Midnight on the Sand

The cannon were loaded onto the schooner Brazoria, and roughly 40 men boarded for the trip downstream while the rest marched overland. Only three volunteers knew how to sail, so a professional seaman from the Brazoria's crew agreed to help navigate on the condition that he would not have to fight. On the night of June 25, the Texians split into two ground forces. Henry Brown's men circled the fort and approached from the Gulf side, sheltering behind driftwood. John Austin's men came from the north, where the sand offered no cover. They built portable cypress shields on movable legs and pushed them forward across the open ground. Shortly before midnight, the attack began. Mexican marksmen shredded the cypress palisades -- one shield alone was counted afterward with 130 holes. Austin's men dug trenches in the sand to survive. Mexican fire cut the Brazoria's mooring lines, running the ship aground on the riverbank. The Texians' cannon ammunition ran out, but riflemen aboard kept firing at close range. Mexican troops charged the stranded schooner and were driven back.

Rain, Surrender, and a Seaman's Bad Luck

Thirty minutes after sunrise on June 26, a downpour drenched both sides. The Texians pulled back and sent for reinforcements from Brazoria. But Ugartechea's garrison was nearly out of ammunition and no reinforcements were coming. He surrendered. The Texians rejected the first terms and negotiated harder: Mexican soldiers could march out with their arms and baggage to a ship bound for Matamoros, but the fort's cannon and swivel gun stayed with the Texians. Wounded Mexican soldiers would remain in Texas under 'good treatment and hospitality.' Five Mexican soldiers were killed and sixteen wounded. Seven Texians died and fourteen were wounded. Among the Texian dead was the seaman who had been promised he would not have to fight. When the battle started, the ship's commander sent him below decks for safety. A Mexican cannonball punched through the hull and killed him there. The sustained bombardment left the Brazoria too damaged to transport the captured cannon, and the Texians prepared to march overland to Anahuac -- only to learn that Bradburn had already resigned and the prisoners had been released.

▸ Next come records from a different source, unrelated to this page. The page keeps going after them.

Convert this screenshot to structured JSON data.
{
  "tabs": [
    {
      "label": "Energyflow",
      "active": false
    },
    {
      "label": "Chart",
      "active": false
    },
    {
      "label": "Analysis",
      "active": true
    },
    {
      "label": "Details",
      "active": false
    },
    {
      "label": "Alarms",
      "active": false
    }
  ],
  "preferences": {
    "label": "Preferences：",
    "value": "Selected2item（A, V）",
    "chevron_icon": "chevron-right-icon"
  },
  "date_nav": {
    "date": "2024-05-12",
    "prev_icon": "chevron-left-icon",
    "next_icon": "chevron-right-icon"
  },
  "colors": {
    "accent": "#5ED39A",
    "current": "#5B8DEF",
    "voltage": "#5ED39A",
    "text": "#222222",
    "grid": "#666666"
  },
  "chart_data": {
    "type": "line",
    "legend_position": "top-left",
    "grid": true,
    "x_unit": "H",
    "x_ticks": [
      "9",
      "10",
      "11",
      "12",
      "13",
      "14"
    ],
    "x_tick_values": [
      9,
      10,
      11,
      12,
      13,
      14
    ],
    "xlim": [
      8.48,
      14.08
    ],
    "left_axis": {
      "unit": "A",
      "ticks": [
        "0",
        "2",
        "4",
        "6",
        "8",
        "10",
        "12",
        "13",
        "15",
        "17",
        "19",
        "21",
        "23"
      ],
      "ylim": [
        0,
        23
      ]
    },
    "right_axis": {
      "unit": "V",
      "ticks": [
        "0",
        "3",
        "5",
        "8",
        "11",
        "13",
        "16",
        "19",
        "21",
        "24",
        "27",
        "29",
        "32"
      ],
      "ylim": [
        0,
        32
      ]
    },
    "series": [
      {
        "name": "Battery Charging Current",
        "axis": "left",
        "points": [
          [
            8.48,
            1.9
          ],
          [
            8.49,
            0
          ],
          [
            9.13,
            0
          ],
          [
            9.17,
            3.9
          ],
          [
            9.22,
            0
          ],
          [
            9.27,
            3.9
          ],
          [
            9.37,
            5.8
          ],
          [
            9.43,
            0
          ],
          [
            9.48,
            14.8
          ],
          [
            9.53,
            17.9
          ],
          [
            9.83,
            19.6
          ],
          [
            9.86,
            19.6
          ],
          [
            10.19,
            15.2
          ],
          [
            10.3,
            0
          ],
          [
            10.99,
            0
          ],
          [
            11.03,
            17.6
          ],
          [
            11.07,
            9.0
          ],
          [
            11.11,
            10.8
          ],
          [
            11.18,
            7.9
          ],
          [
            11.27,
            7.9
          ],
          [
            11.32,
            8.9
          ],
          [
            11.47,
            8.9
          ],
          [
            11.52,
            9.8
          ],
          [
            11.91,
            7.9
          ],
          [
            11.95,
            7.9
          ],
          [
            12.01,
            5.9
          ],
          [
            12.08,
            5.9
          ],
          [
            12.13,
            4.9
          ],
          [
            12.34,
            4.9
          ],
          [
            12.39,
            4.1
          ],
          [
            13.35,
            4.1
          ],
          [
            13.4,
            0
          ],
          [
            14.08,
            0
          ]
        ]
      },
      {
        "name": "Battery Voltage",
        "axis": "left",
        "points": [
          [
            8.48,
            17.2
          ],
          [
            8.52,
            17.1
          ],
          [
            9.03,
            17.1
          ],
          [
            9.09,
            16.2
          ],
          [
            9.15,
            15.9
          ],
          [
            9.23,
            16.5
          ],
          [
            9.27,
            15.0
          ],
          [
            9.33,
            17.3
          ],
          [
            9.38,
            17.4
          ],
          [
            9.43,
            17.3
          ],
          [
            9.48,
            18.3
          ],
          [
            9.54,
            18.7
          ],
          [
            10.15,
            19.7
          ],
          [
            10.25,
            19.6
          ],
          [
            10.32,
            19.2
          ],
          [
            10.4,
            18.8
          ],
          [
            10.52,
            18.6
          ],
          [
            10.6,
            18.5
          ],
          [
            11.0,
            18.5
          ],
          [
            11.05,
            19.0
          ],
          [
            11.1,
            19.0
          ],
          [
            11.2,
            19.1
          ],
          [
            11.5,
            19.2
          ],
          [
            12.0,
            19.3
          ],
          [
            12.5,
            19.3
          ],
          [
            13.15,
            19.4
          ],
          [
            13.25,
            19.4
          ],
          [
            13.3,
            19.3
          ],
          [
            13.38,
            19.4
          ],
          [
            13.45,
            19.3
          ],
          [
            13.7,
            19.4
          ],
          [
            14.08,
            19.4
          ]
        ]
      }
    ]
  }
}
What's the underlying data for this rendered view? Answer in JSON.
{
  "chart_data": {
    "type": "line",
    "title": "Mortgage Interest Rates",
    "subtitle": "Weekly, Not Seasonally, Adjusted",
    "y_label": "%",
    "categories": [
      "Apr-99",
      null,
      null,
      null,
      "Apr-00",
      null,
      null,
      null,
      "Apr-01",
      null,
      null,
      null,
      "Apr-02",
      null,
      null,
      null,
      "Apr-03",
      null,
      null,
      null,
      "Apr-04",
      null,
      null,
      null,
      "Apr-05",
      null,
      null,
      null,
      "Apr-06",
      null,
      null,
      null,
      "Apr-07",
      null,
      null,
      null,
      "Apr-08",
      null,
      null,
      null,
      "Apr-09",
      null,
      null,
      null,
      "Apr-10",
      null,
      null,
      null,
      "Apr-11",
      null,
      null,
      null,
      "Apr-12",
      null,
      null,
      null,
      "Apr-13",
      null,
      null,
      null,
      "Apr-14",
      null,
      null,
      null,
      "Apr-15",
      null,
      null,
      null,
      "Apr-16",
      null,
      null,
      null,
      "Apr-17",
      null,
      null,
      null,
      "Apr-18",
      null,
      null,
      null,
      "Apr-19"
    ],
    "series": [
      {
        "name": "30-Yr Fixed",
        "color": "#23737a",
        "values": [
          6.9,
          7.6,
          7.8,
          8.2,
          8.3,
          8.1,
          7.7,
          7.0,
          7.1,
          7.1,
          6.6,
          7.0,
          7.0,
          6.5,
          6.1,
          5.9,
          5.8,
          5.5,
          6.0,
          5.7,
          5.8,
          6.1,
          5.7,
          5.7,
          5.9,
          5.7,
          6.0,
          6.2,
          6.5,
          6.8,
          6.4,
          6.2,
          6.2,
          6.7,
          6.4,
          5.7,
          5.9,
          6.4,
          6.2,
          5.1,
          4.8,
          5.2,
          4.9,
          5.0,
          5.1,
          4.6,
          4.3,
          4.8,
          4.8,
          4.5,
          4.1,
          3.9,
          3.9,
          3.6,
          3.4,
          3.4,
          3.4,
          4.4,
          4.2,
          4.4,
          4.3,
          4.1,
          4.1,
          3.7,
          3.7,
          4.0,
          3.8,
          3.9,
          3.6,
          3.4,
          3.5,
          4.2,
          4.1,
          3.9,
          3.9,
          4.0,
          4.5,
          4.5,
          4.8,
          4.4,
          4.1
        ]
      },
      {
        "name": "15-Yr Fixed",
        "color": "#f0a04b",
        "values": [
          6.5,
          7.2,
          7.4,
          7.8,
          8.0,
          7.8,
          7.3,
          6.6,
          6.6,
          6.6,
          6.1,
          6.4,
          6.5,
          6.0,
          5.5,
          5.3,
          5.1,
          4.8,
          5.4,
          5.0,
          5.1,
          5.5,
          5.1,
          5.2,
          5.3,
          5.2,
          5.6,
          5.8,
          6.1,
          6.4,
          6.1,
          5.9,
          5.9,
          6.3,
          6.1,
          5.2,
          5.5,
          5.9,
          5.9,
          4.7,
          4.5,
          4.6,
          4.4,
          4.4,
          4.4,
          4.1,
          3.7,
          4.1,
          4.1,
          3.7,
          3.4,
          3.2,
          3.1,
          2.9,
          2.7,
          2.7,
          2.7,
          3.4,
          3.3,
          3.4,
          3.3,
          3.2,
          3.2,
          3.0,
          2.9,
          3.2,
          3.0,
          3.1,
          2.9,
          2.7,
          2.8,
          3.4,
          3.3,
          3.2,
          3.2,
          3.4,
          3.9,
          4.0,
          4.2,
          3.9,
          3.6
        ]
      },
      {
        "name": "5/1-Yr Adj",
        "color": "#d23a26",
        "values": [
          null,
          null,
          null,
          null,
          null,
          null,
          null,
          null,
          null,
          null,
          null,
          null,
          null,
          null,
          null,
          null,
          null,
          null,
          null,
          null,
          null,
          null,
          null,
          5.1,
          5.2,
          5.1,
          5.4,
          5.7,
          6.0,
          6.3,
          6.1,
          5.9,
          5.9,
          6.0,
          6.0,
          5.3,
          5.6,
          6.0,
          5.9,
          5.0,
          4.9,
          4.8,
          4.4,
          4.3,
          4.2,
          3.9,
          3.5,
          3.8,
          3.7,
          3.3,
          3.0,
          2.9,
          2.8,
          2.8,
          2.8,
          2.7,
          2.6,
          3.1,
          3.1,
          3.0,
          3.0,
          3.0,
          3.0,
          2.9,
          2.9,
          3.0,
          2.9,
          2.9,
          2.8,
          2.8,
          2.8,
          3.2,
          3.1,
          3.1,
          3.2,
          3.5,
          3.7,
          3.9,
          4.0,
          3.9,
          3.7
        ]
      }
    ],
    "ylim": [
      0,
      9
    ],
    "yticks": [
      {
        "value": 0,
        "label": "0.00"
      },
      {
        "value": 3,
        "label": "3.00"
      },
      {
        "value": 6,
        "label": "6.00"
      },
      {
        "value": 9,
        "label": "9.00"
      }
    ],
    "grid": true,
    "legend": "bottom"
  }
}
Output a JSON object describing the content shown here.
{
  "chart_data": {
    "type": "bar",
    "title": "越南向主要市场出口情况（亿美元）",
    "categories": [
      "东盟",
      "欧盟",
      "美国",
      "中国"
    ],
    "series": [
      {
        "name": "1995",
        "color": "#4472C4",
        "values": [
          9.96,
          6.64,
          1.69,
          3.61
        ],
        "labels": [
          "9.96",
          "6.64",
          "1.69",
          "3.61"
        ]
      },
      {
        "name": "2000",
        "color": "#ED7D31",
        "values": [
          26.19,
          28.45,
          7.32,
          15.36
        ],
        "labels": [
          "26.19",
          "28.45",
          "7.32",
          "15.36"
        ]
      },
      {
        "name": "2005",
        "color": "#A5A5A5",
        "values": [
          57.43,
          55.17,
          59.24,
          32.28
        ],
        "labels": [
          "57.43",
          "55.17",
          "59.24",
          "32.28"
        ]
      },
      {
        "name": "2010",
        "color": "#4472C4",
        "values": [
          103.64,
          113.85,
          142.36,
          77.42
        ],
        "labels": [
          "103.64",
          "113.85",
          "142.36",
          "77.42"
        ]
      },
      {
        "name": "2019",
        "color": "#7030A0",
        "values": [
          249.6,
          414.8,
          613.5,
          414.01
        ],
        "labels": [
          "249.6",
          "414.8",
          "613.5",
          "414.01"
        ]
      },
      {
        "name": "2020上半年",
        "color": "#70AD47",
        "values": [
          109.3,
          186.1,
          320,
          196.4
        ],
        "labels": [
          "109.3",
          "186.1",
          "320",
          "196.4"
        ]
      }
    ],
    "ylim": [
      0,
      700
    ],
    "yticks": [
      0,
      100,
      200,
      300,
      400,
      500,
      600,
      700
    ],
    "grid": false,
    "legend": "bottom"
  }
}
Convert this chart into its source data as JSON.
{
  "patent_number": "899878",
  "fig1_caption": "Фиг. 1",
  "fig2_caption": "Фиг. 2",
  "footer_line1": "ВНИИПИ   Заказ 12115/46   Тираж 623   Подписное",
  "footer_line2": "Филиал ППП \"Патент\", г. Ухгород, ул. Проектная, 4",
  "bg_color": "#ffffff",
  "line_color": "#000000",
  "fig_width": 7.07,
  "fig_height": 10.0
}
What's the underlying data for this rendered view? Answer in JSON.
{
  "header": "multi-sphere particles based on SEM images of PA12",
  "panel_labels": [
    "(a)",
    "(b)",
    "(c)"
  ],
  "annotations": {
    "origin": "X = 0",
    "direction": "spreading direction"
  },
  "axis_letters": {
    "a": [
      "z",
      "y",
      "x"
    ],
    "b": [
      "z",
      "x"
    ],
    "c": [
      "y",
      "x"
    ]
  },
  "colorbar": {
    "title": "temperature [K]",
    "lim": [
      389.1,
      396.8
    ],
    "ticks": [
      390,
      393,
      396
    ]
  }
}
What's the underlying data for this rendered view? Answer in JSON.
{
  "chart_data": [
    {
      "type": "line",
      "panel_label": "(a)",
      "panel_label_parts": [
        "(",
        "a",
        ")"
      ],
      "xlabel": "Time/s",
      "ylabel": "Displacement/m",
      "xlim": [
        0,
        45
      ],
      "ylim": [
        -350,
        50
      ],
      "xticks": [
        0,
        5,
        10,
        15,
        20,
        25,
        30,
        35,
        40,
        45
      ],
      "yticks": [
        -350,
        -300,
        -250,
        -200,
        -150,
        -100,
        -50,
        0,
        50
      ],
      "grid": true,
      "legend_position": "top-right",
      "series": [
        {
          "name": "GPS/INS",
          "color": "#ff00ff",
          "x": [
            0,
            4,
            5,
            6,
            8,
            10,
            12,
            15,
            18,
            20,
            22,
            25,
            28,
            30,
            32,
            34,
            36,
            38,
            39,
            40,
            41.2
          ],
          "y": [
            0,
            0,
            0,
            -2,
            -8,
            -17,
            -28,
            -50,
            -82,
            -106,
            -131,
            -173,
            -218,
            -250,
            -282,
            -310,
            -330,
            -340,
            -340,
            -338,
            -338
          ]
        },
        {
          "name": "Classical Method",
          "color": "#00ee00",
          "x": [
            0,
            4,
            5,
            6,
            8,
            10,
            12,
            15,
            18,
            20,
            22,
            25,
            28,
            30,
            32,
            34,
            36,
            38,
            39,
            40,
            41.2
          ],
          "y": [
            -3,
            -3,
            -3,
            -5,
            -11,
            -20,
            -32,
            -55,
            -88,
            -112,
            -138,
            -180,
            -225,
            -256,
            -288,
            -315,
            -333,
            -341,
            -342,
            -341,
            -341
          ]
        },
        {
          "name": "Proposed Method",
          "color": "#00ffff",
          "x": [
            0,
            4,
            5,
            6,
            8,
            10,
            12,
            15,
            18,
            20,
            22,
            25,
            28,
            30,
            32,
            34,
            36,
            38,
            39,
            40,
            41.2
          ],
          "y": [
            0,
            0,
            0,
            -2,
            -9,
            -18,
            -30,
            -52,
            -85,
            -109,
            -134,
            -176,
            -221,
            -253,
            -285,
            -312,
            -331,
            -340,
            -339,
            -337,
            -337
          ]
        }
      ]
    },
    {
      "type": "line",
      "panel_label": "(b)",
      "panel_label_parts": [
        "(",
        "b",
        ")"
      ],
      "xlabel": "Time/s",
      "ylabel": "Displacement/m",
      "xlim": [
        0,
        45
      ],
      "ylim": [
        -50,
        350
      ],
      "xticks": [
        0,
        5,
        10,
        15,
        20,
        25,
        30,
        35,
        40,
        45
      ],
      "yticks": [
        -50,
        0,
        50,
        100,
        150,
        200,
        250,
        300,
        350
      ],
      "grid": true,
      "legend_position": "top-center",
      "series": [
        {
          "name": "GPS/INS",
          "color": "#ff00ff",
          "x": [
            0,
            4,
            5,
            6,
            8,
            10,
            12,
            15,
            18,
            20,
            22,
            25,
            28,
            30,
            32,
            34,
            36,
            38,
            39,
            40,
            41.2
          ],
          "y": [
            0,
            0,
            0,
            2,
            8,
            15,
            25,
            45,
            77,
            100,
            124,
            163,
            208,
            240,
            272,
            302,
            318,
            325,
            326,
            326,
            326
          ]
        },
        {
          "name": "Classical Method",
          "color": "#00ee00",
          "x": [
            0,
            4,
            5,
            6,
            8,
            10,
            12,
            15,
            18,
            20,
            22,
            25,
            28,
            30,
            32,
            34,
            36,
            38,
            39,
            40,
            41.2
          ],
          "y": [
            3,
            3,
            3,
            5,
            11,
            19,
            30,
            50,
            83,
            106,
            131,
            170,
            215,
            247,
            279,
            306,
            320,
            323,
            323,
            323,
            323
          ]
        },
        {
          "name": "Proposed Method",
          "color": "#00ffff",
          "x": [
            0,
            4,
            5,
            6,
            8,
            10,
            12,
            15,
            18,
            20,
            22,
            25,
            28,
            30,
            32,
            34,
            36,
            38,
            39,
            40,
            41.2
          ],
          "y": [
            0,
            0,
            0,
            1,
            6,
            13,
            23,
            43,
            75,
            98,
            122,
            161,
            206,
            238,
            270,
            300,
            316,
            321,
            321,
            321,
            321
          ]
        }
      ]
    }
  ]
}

First Blood of a Revolution

The Battle of Velasco occupies a peculiar place in Texas history. It was fought not in the name of independence but under the banner of Mexican federalism -- the Texians claimed to support Santa Anna's revolt against the centralist government. The Turtle Bayou Resolutions that preceded it explicitly declared loyalty to Mexico. Yet the shots exchanged at the mouth of the Brazos on June 25-26, 1832, were the first real military engagement between Anglo settlers and Mexican forces in what would become the Texas Revolution. The log stockade is long gone. Surfside Beach now covers the site. But the flat coastal terrain, the wide mouth of the Brazos, and the shallow Gulf waters remain unchanged -- the same landscape where a handful of colonists, armed with borrowed cannon and homemade shields, decided they would no longer accept a garrison at their river's mouth.

From the Air

Located at 28.96N, 95.36W at the mouth of the Brazos River where it meets the Gulf of Mexico, now the town of Surfside Beach, Texas. The flat coastal terrain and river mouth are clearly visible from 3,000-5,000 ft AGL. The Brazos River channel is the primary landmark. Nearest airports: KLBX (Angleton/Lake Jackson, 14 nm NW), KGLS (Galveston Scholes International, 30 nm NE). The Intracoastal Waterway runs parallel to the coast. The site itself is unmarked -- no fort remains -- but the river delta and beach town are unmistakable.